Connaissez-vous les quatre endroits physiquement ?
Y avez vous écrit le livre par exemple ?
Je
connais évidemment ces quatre stations balnéaires
et elles me rappellent, toutes, des souvenirs
particuliers. J’étais à Capbreton en 72, à Hyères
en 82, etc... mais l’autobiographie s’arrête là.
Le goût de la mer ? Qui ne l’a pas ? A
fortiori quant on habite l’Est – même si je
suis très attaché à ma région.
Le
livre est court, réussissant en quelques lignes à
forger un personnage et son caractère et on vous
sent assez en empathie avec tous vos personnages.
Comment avez vous travaillé à ce roman (plan, schéma
ou invention progressive ) ? Cela vous a t-il
pris beaucoup de temps ?
J’aime
le mot empathie. Je pense qu’il est essentiel dans
l’écriture – je supporte mal la distanciation
et l’ironie – à moins qu’elle ne soit tendre.
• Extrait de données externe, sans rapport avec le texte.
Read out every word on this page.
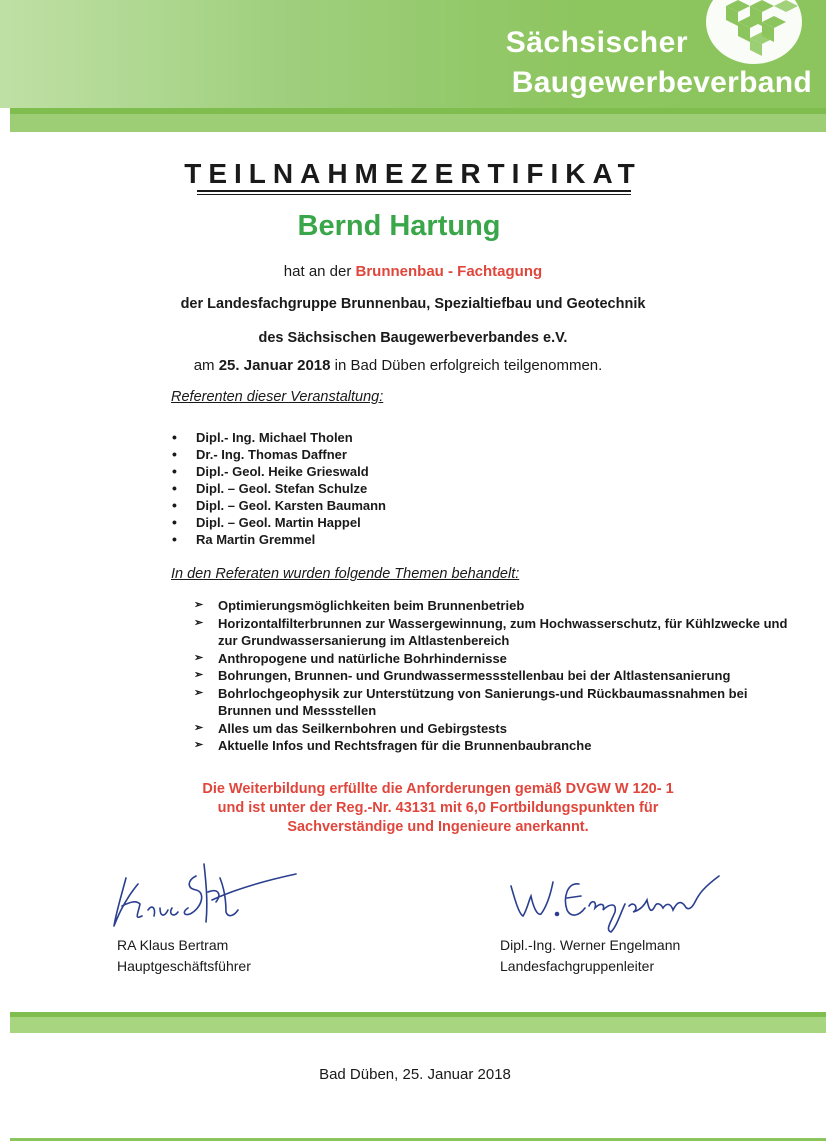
Sächsischer
Baugewerbeverband
TEILNAHMEZERTIFIKAT
Bernd Hartung
hat an der Brunnenbau - Fachtagung
der Landesfachgruppe Brunnenbau, Spezialtiefbau und Geotechnik
des Sächsischen Baugewerbeverbandes e.V.
am 25. Januar 2018 in Bad Düben erfolgreich teilgenommen.
Referenten dieser Veranstaltung:
• Dipl.- Ing. Michael Tholen
• Dr.- Ing. Thomas Daffner
• Dipl.- Geol. Heike Grieswald
• Dipl. – Geol. Stefan Schulze
• Dipl. – Geol. Karsten Baumann
• Dipl. – Geol. Martin Happel
• Ra Martin Gremmel
In den Referaten wurden folgende Themen behandelt:
➢ Optimierungsmöglichkeiten beim Brunnenbetrieb
➢ Horizontalfilterbrunnen zur Wassergewinnung, zum Hochwasserschutz, für Kühlzwecke und zur Grundwassersanierung im Altlastenbereich
➢ Anthropogene und natürliche Bohrhindernisse
➢ Bohrungen, Brunnen- und Grundwassermessstellenbau bei der Altlastensanierung
➢ Bohrlochgeophysik zur Unterstützung von Sanierungs-und Rückbaumassnahmen bei Brunnen und Messstellen
➢ Alles um das Seilkernbohren und Gebirgstests
➢ Aktuelle Infos und Rechtsfragen für die Brunnenbaubranche
Die Weiterbildung erfüllte die Anforderungen gemäß DVGW W 120- 1
und ist unter der Reg.-Nr. 43131 mit 6,0 Fortbildungspunkten für
Sachverständige und Ingenieure anerkannt.
RA Klaus Bertram
Hauptgeschäftsführer
Dipl.-Ing. Werner Engelmann
Landesfachgruppenleiter
Bad Düben, 25. Januar 2018
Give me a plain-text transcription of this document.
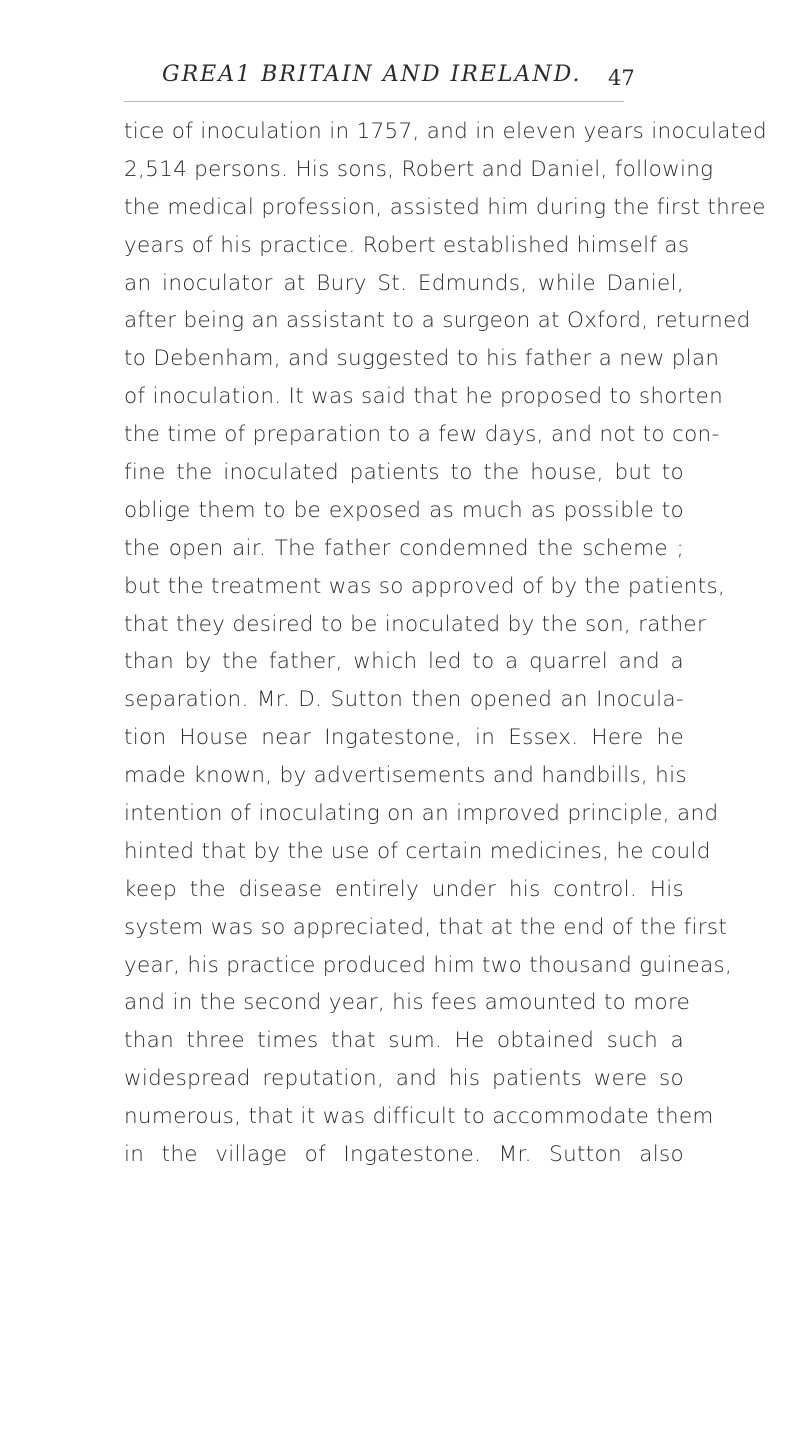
GREA1 BRITAIN AND IRELAND. 47
tice of inoculation in 1757, and in eleven years inoculated
2,514 persons. His sons, Robert and Daniel, following
the medical profession, assisted him during the first three
years of his practice. Robert established himself as
an inoculator at Bury St. Edmunds, while Daniel,
after being an assistant to a surgeon at Oxford, returned
to Debenham, and suggested to his father a new plan
of inoculation. It was said that he proposed to shorten
the time of preparation to a few days, and not to con-
fine the inoculated patients to the house, but to
oblige them to be exposed as much as possible to
the open air. The father condemned the scheme ;
but the treatment was so approved of by the patients,
that they desired to be inoculated by the son, rather
than by the father, which led to a quarrel and a
separation. Mr. D. Sutton then opened an Inocula-
tion House near Ingatestone, in Essex. Here he
made known, by advertisements and handbills, his
intention of inoculating on an improved principle, and
hinted that by the use of certain medicines, he could
keep the disease entirely under his control. His
system was so appreciated, that at the end of the first
year, his practice produced him two thousand guineas,
and in the second year, his fees amounted to more
than three times that sum. He obtained such a
widespread reputation, and his patients were so
numerous, that it was difficult to accommodate them
in the village of Ingatestone. Mr. Sutton also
Nous faisons tous partie d’une humanité et, comme
l’écrit Bouvier dans les Chroniques Japonaises,
« courage, on est tous relié mais on oublie
de s’en souvenir ».
Il
n’y a pas eu de plan – pas vraiment. La première
période s’est mise en place – puis la seconde
– je n’avais pas envie de laisser de côté
certains personnages, alors voilà. Le roman a été
écrit en 3 mois – il a été peu retravaillé
pour l’édition.
La
description des traits de caractères très étendus
révèle une connaissance certaine de la nature
humaine dont vous ne brossez pas toujours
d’ailleurs un tableau très reluisant. Est-ce
votre métier de professeur qui vous l’a donné ?
Plutôt
la quarantaine et l’expérience que le
professorat, qui est dans mon cas, un bonheur
quotidien. Je suis persuadé que nous avons tous
cette connaissance. Installez-vous à la terrasse
d’un café, regardez passer les gens, écoutez-les,
vous avez tous les romans de la terre qui défilent.
Les
personnages sont-ils totalement inventés ou
avez-vous utilisé votre vécu, sinon votre propre
vie ?
Je
suis – et ma vie est- dans tous et dans aucun des
personnages. Ce n’est pas une pirouette. A part la
fameuse Maud/Natacha, le seul personnage que j’ai
réellement croisé, c’est Francis Rozé ;
l’agent immobilier…j’écrivais au moment où
ma femme et moi cherchions une maison, il s’est
intégré au paysage – mais en fait, j’ai inventé
tous les détails de sa vie. J’ai seulement gardé
son nom ( pas son prénom), en hommage.
Vous
reconnaissez-vous des influences : littéraires,
cinématographiques ou autres ?
Bien
sûr. Je suis un grand lecteur depuis longtemps,
mais très éclectique. J’aime autant Echenoz,
Modiano que Jay Mc Inerney, Auster,
que Benacquista et Piccouly et puis
encore Virginia Woolf et Proust et Helen
Fielding (Bridget Jones) et Nick
Hornby et Kerouac… J’assume le fait
d’être un tissu d’influences…mais ce qui
m’influence le plus au moment de l’écriture,
c’est la musique. J’écris sous casque, je me débarrasse
des chansons qui me hantent, La Baie de Daho
sur Accès Direct, les Smashing Pumkins et Graziela
de Michèle sur 1979, U2 ensuite…
Vous
êtes publié chez un « petit » éditeur :
Delphine Montalant. Avez-vous éprouvé des
difficultés pour la publication de votre roman ou
s’agit-il d’un choix délibéré ?
J’ai
beaucoup envoyé depuis des années. J’envoyais à
beaucoup de maisons – il ne faut pas en avoir
honte. Delphine a répondu positivement – tout de
suite.
Accepteriez
vous une adaptation au cinéma de votre livre ?
Oui,
bien sûr, mais je ne vois pas comment cela peut-être
fait. Trente ans, vingt personnages. Il faudrait un
Altman français.
Vous
publierez cette année votre second roman 1979.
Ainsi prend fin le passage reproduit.